Ensuite, l’Initiative pour l’emploi des jeunes [ce programme européen soutient la formation des jeunes dans les régions où le taux de chômage des moins de 25 ans est supérieur à 25%, ndlr] devrait doubler, mais il est incorporé dans le Fonds social européen (FSE). Sachant qu’au sein du FSE, il y a également un volet de 761 millions d’euros spécialement dédié à l’emploi.

Enfin, le Fonds de développement régional (FEDER) pourrait utilement être mobilisé pour construire et équiper des centres de formation professionnelle d’apprentis.

Quelle est votre opinion sur la réforme française de la formation professionnelle et de l’apprentissage, promulguée le 5 septembre ?

Elle va dans la bonne direction. Et on voit déjà, lors de cette rentrée, que les inscriptions en apprentissage sont en forte progression. Muriel Pénicaud [ministre du Travail, ndlr] m’avait demandé un rapport sur comment lever les freins à la mobilité. Le premier était d’ordre législatif : initialement, le maître d’apprentissage français était tenu d’indemniser son apprenti alors même qu’il était parti dans un autre pays et était responsable en cas d’accident. Ces dispositions ont été levées. Mais il faut que ce frein disparaisse aussi chez nos partenaires, car ce que nous voulons c’est aussi que les maîtres d’apprentissage français accueillent des apprentis venant d’autres pays.
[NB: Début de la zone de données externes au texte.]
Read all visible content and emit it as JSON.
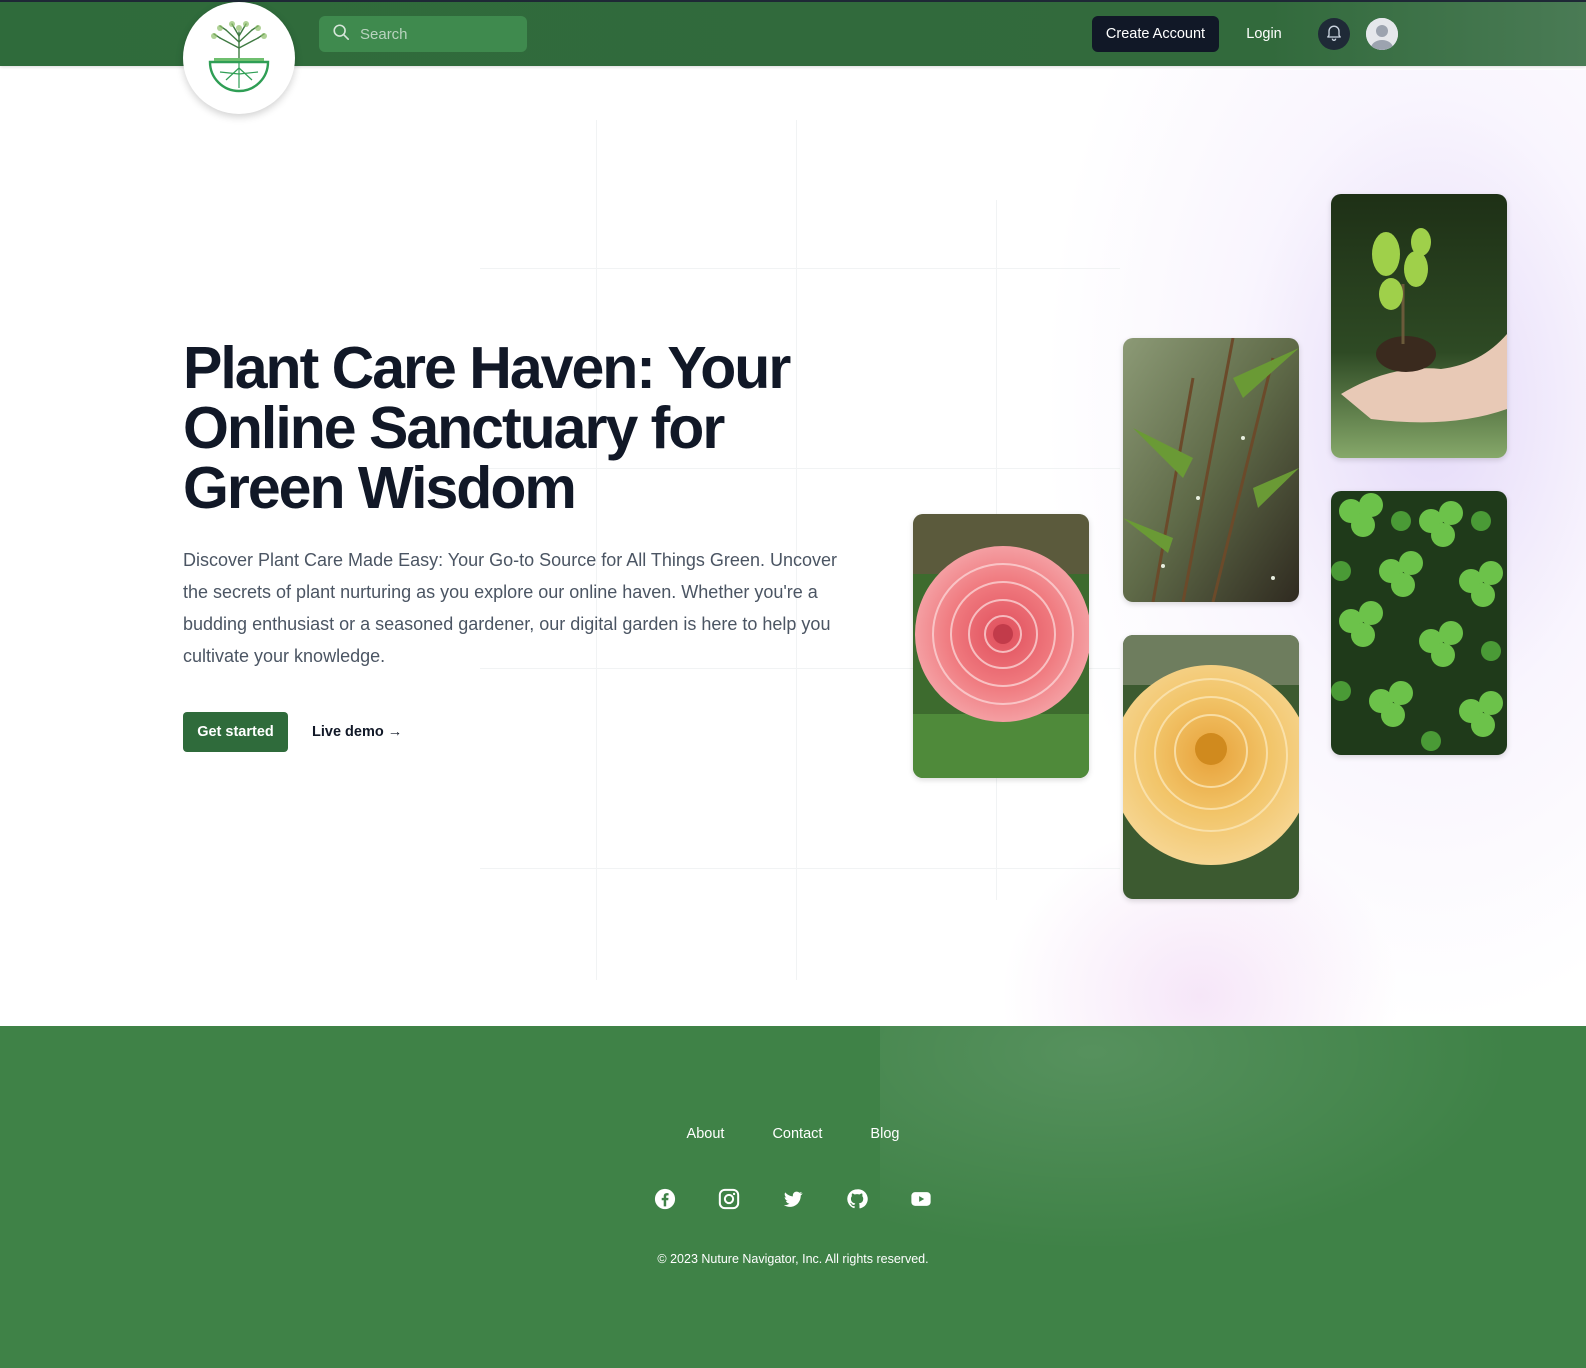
{
  "header": {
    "search_placeholder": "Search",
    "create_account": "Create Account",
    "login": "Login"
  },
  "hero": {
    "title": "Plant Care Haven: Your Online Sanctuary for Green Wisdom",
    "description": "Discover Plant Care Made Easy: Your Go-to Source for All Things Green. Uncover the secrets of plant nurturing as you explore our online haven. Whether you're a budding enthusiast or a seasoned gardener, our digital garden is here to help you cultivate your knowledge.",
    "primary_cta": "Get started",
    "secondary_cta": "Live demo →"
  },
  "gallery": [
    {
      "name": "pink-dahlia-photo"
    },
    {
      "name": "green-stems-photo"
    },
    {
      "name": "yellow-dahlia-photo"
    },
    {
      "name": "seedling-in-hand-photo"
    },
    {
      "name": "clover-photo"
    }
  ],
  "footer": {
    "links": [
      "About",
      "Contact",
      "Blog"
    ],
    "social_icons": [
      "facebook-icon",
      "instagram-icon",
      "twitter-icon",
      "github-icon",
      "youtube-icon"
    ],
    "copyright": "© 2023 Nuture Navigator, Inc. All rights reserved."
  },
  "colors": {
    "header_green": "#2f6b3b",
    "footer_green": "#3f8247",
    "dark": "#111827"
  }
}
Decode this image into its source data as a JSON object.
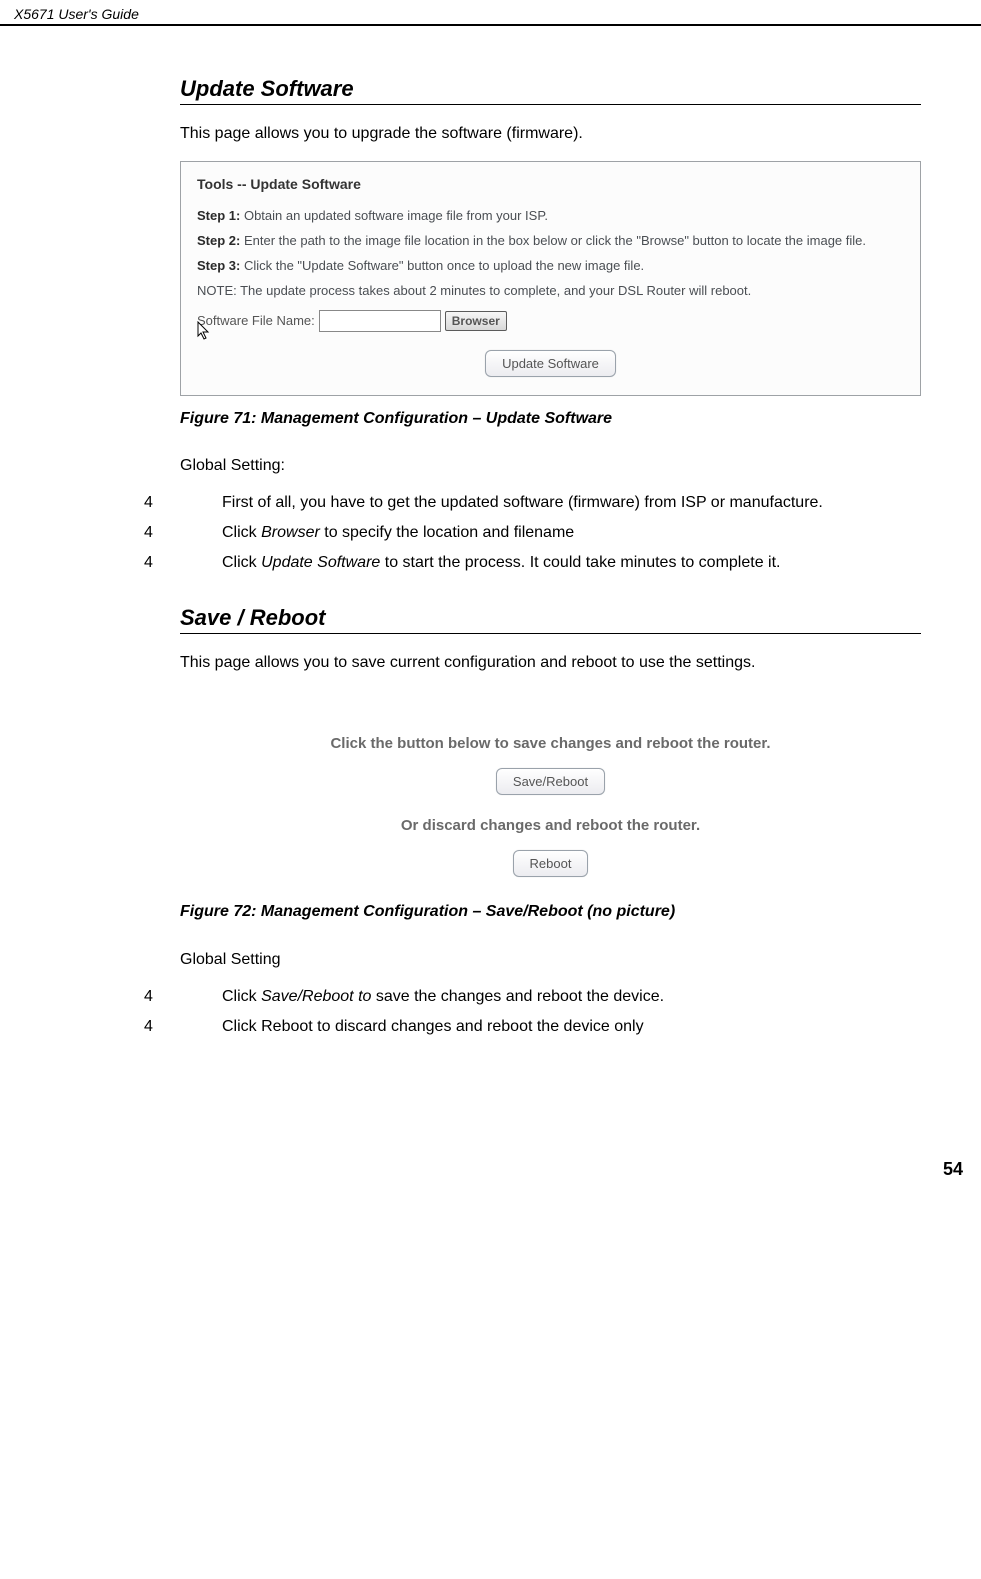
{
  "header": {
    "left": "X5671 User's Guide",
    "right": ""
  },
  "pageNumber": "54",
  "sections": {
    "updateSoftware": {
      "heading": "Update Software",
      "intro": "This page allows you to upgrade the software (firmware).",
      "screenshot": {
        "title": "Tools -- Update Software",
        "step1_label": "Step 1:",
        "step1_text": "Obtain an updated software image file from your ISP.",
        "step2_label": "Step 2:",
        "step2_text": "Enter the path to the image file location in the box below or click the \"Browse\" button to locate the image file.",
        "step3_label": "Step 3:",
        "step3_text": "Click the \"Update Software\" button once to upload the new image file.",
        "note": "NOTE: The update process takes about 2 minutes to complete, and your DSL Router will reboot.",
        "filefield_label": "Software File Name:",
        "browse_button": "Browser",
        "update_button": "Update Software"
      },
      "figureCaption": "Figure 71: Management Configuration – Update Software",
      "globalSettingLabel": "Global Setting:",
      "steps": [
        {
          "num": "4",
          "prefix": "First of all, you have to get the updated software (firmware) from ISP or manufacture.",
          "italic": "",
          "suffix": ""
        },
        {
          "num": "4",
          "prefix": "Click ",
          "italic": "Browser",
          "suffix": " to specify the location and filename"
        },
        {
          "num": "4",
          "prefix": "Click ",
          "italic": "Update Software",
          "suffix": " to start the process. It could take minutes to complete it."
        }
      ]
    },
    "saveReboot": {
      "heading": "Save / Reboot",
      "intro": "This page allows you to save current configuration and reboot to use the settings.",
      "screenshot": {
        "line1": "Click the button below to save changes and reboot the router.",
        "btn1": "Save/Reboot",
        "line2": "Or discard changes and reboot the router.",
        "btn2": "Reboot"
      },
      "figureCaption": "Figure 72: Management Configuration – Save/Reboot (no picture)",
      "globalSettingLabel": "Global Setting",
      "steps": [
        {
          "num": "4",
          "prefix": "Click ",
          "italic": "Save/Reboot to",
          "suffix": " save the changes and reboot the device."
        },
        {
          "num": "4",
          "prefix": "Click Reboot to discard changes and reboot the device only",
          "italic": "",
          "suffix": ""
        }
      ]
    }
  }
}
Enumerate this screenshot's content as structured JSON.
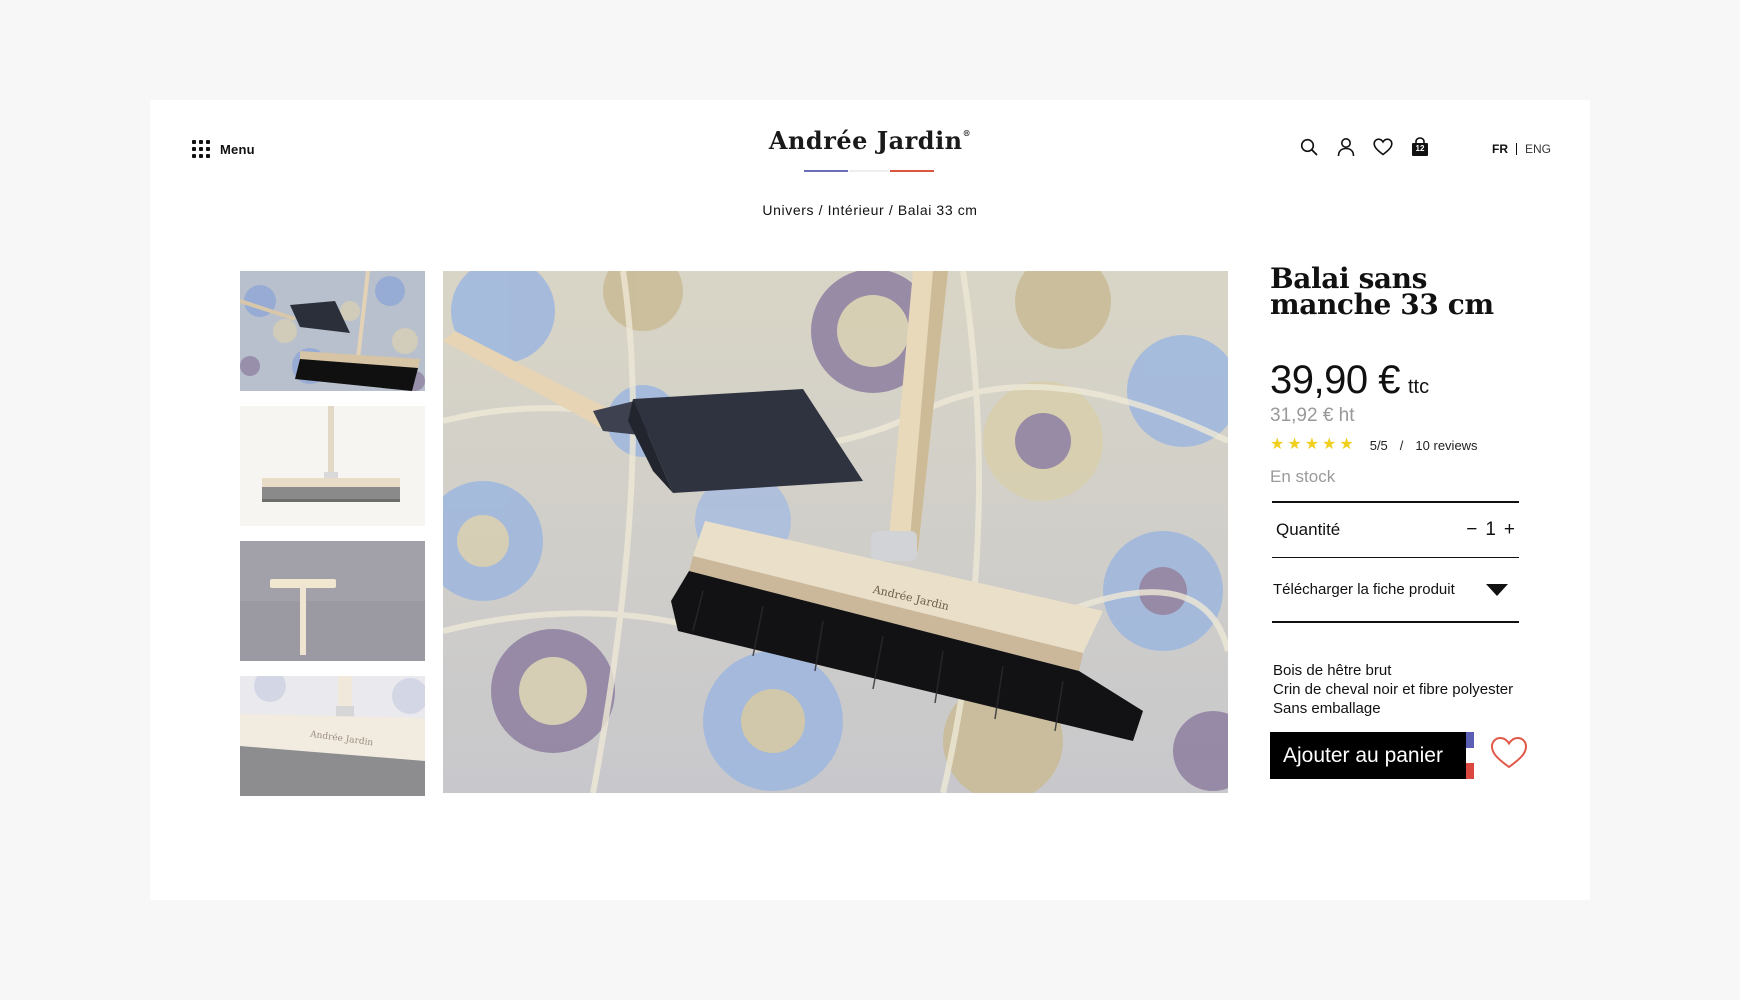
{
  "header": {
    "menu_label": "Menu",
    "logo_text": "Andrée Jardin",
    "logo_mark": "®",
    "icons": [
      "search-icon",
      "user-icon",
      "heart-icon",
      "bag-icon"
    ],
    "cart_count": "12",
    "lang_fr": "FR",
    "lang_en": "ENG"
  },
  "breadcrumb": {
    "items": [
      "Univers",
      "Intérieur",
      "Balai 33 cm"
    ],
    "separator": " / "
  },
  "product": {
    "title": "Balai sans manche 33 cm",
    "price_ttc": "39,90 €",
    "ttc_label": "ttc",
    "price_ht": "31,92 € ht",
    "rating_value": "5/5",
    "rating_slash": "/",
    "reviews": "10 reviews",
    "stars": 5,
    "stock": "En stock",
    "quantity_label": "Quantité",
    "quantity_minus": "−",
    "quantity": "1",
    "quantity_plus": "+",
    "download_label": "Télécharger la fiche produit",
    "features": [
      "Bois de hêtre brut",
      "Crin de cheval noir et fibre polyester",
      "Sans emballage"
    ],
    "add_to_cart": "Ajouter au panier"
  },
  "colors": {
    "flag_blue": "#5a5fb3",
    "flag_white": "#ffffff",
    "flag_red": "#d9473f",
    "star": "#f0cf1e",
    "wishlist_heart": "#e05848"
  }
}
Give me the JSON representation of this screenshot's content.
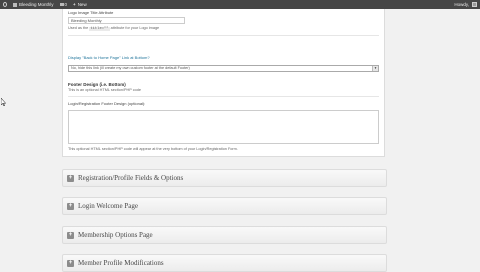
{
  "adminbar": {
    "site_name": "Bleeding Monthly",
    "comments_count": "0",
    "new_label": "New",
    "howdy": "Howdy,"
  },
  "panel": {
    "logo_title_label": "Logo Image Title Attribute",
    "logo_title_value": "Bleeding Monthly",
    "logo_title_hint_pre": "Used as the",
    "logo_title_hint_code": "title=\"\"",
    "logo_title_hint_post": "attribute for your Logo image",
    "display_link_label": "Display \"Back to Home Page\" Link at Bottom?",
    "display_link_value": "No, hide this link (ill create my own custom footer at the default Footer)",
    "footer_design_heading": "Footer Design (i.e. Bottom)",
    "footer_design_hint": "This is an optional HTML section/PHP code",
    "login_footer_label": "Login/Registration Footer Design (optional):",
    "login_footer_hint": "This optional HTML section/PHP code will appear at the very bottom of your Login/Registration Form."
  },
  "postboxes": [
    {
      "title": "Registration/Profile Fields & Options"
    },
    {
      "title": "Login Welcome Page"
    },
    {
      "title": "Membership Options Page"
    },
    {
      "title": "Member Profile Modifications"
    }
  ]
}
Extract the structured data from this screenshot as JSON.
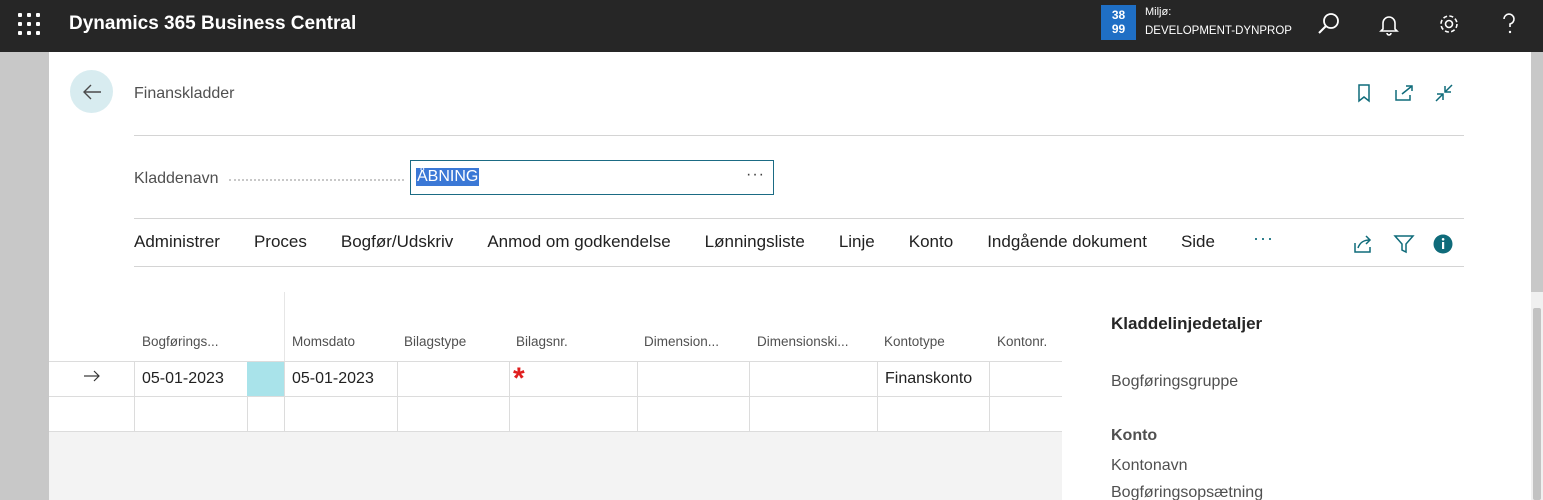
{
  "topbar": {
    "app_title": "Dynamics 365 Business Central",
    "env_badge_line1": "38",
    "env_badge_line2": "99",
    "env_label": "Miljø:",
    "env_name": "DEVELOPMENT-DYNPROP",
    "icons": [
      "waffle-icon",
      "search-icon",
      "bell-icon",
      "gear-icon",
      "help-icon"
    ]
  },
  "page": {
    "title": "Finanskladder",
    "icons": [
      "bookmark-icon",
      "open-new-window-icon",
      "collapse-icon"
    ]
  },
  "journal": {
    "label": "Kladdenavn",
    "value": "ÅBNING",
    "lookup": "···"
  },
  "actions": {
    "items": [
      "Administrer",
      "Proces",
      "Bogfør/Udskriv",
      "Anmod om godkendelse",
      "Lønningsliste",
      "Linje",
      "Konto",
      "Indgående dokument",
      "Side"
    ],
    "more": "···",
    "icons": [
      "share-icon",
      "filter-icon",
      "info-icon"
    ]
  },
  "grid": {
    "columns": [
      "Bogførings...",
      "",
      "Momsdato",
      "Bilagstype",
      "Bilagsnr.",
      "Dimension...",
      "Dimensionski...",
      "Kontotype",
      "Kontonr."
    ],
    "rows": [
      [
        "05-01-2023",
        "",
        "05-01-2023",
        "",
        "*",
        "",
        "",
        "Finanskonto",
        ""
      ],
      [
        "",
        "",
        "",
        "",
        "",
        "",
        "",
        "",
        ""
      ]
    ]
  },
  "factbox": {
    "title": "Kladdelinjedetaljer",
    "posting_group": "Bogføringsgruppe",
    "account_head": "Konto",
    "account_name": "Kontonavn",
    "posting_setup": "Bogføringsopsætning"
  },
  "colors": {
    "topbar": "#262626",
    "env_badge": "#1f6fc5",
    "accent": "#0f6b7a",
    "selection": "#3b78d6",
    "selected_cell": "#a9e3ea",
    "required": "#e01e1e"
  }
}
Reste également à régler, mais c’est en bonne voie, la reconnaissance des acquis de la mobilité, à la fois en termes d’acquisition de connaissances professionnelles et d’expériences professionnelles pour que les autorités académiques des pays qui délivrent les diplômes prennent en considération les six mois passés dans un autre pays. Cela signifie plus largement qu’il faut aller vers la convergence des diplômes pour assurer la mobilité.